Food Fog
Wheat, sugar, dairy
I have eaten some sugar and wheat the last couple of days, and experience the consequences of it. It shows up as an emotional/mental fog. When I am by my own, it is usually OK, but I notice the consequences of it when I am out among people.
Depending on what particular food I have eaten - sugar, wheat and/or dairy - the fog comes up as a sense of distance to the world (wheat), as a sense of inferiority and of something undefinable to be ashamed of (either of them), lack of clarity (either/all), and so on.
It is quite interesting to have a chance to explore all of these realms of mind. Eating these three is an instant tour into realms that so many live in these days.
I talked with a massage therapist friend about this in the evening, and it turns out that she too has very similar experiences with the same foods. Not surprisingly, since these three tends to be on the top of current food intolerances and they are most likely quite widespread. Most people don't know, because they eat the same food day out and day in, and they don't make the connection with the food they eat and their emotional/mental fuzzy symptoms.
Drugged out
My friend also mentioned how many say - on their massage intake form - that they are one one form of antidepressant or another (90% or more). And how for instance prozac now is showing up in the ground water, being absorbed into plants and animals and coming through our tap water as well.
The widespread use of prozac and other anti-depressants is just another way our consumer culture manipulates people.

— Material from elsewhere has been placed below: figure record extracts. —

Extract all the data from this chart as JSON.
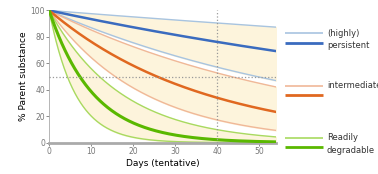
{
  "xlabel": "Days (tentative)",
  "ylabel": "% Parent substance",
  "xlim": [
    0,
    54
  ],
  "ylim": [
    0,
    100
  ],
  "xticks": [
    0,
    10,
    20,
    30,
    40,
    50
  ],
  "yticks": [
    0,
    20,
    40,
    60,
    80,
    100
  ],
  "hline_y": 50,
  "vline_x": 40,
  "background_color": "#ffffff",
  "fill_color": "#fdf4dc",
  "persistent_color": "#3a6bbf",
  "persistent_light_color": "#a8c4e0",
  "intermediate_color": "#e06820",
  "intermediate_light_color": "#f0b898",
  "degradable_color": "#5ab800",
  "degradable_light_color": "#a8da60",
  "persistent_k_main": 0.0068,
  "persistent_k_low": 0.0025,
  "persistent_k_high": 0.014,
  "intermediate_k_main": 0.027,
  "intermediate_k_low": 0.016,
  "intermediate_k_high": 0.044,
  "degradable_k_main": 0.095,
  "degradable_k_low": 0.058,
  "degradable_k_high": 0.16,
  "legend_persistent_label1": "(highly)",
  "legend_persistent_label2": "persistent",
  "legend_intermediate_label": "intermediate",
  "legend_degradable_label1": "Readily",
  "legend_degradable_label2": "degradable"
}
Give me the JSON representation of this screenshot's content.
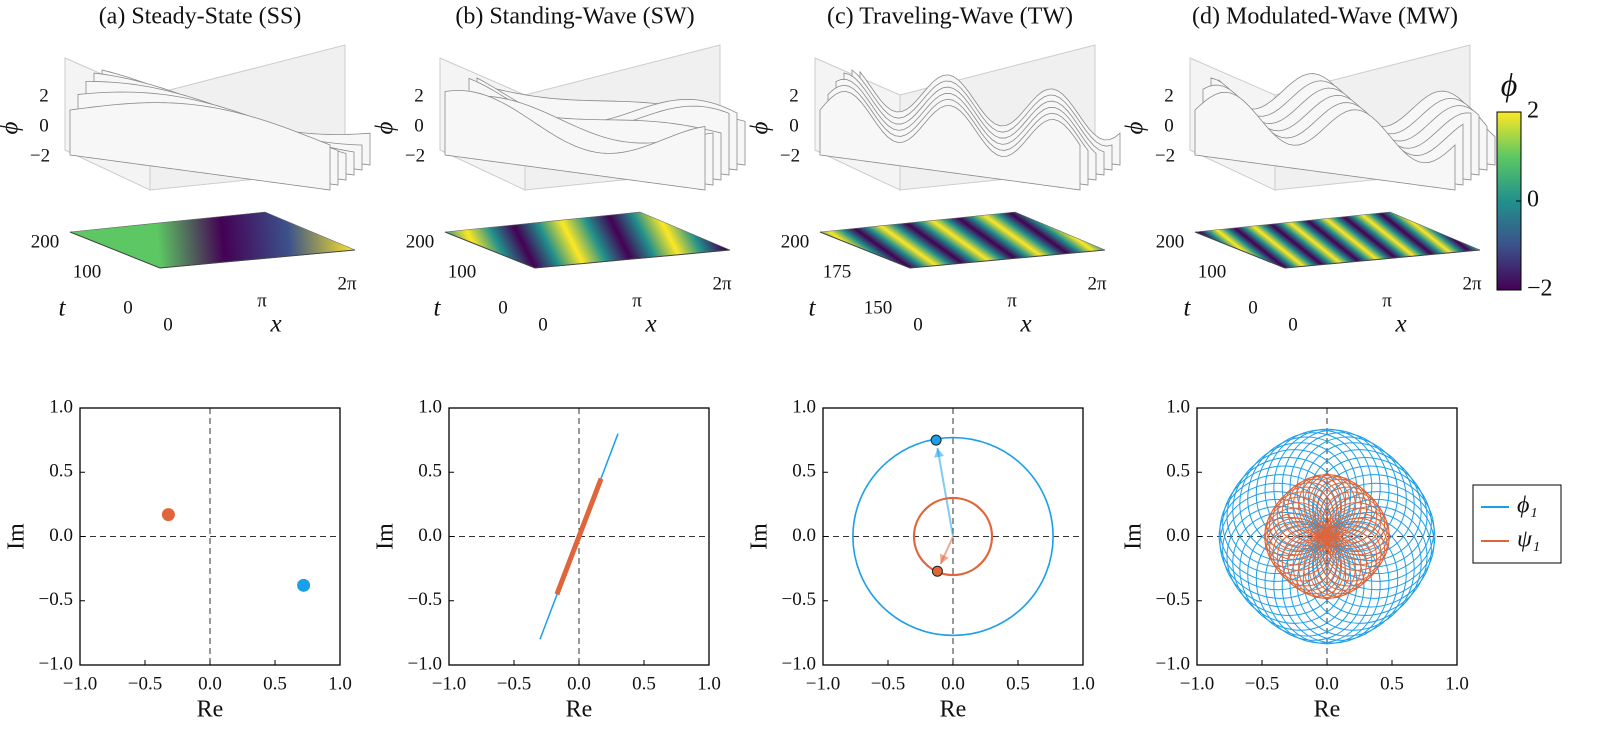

Are you unhappy with your life? Take a pill! It will take care of all your worries, and you don't have to think about your crappy job and your lack of fulfillment with your consumer lifestyle.
Of course, this is only one aspect of the issue, but one that seems very real. Prozac is the current opium for the people. Something to dull their pain of an unfulfilled life. Something to help them not question why they have the nagging sense that something is not right. Something to take the edge of symptoms telling them that something is terribly wrong with their corporate job and consumer lifestyle.
Something to prevent them from seeing more clearly that the life promoted by our consumer culture is - in so many cases - not deeply meaningful and satisfying. It does not meet our essential human needs for connection, authenticity, sense of contributing in a meaningful way, sense of being part of life and supporting life in a deep way.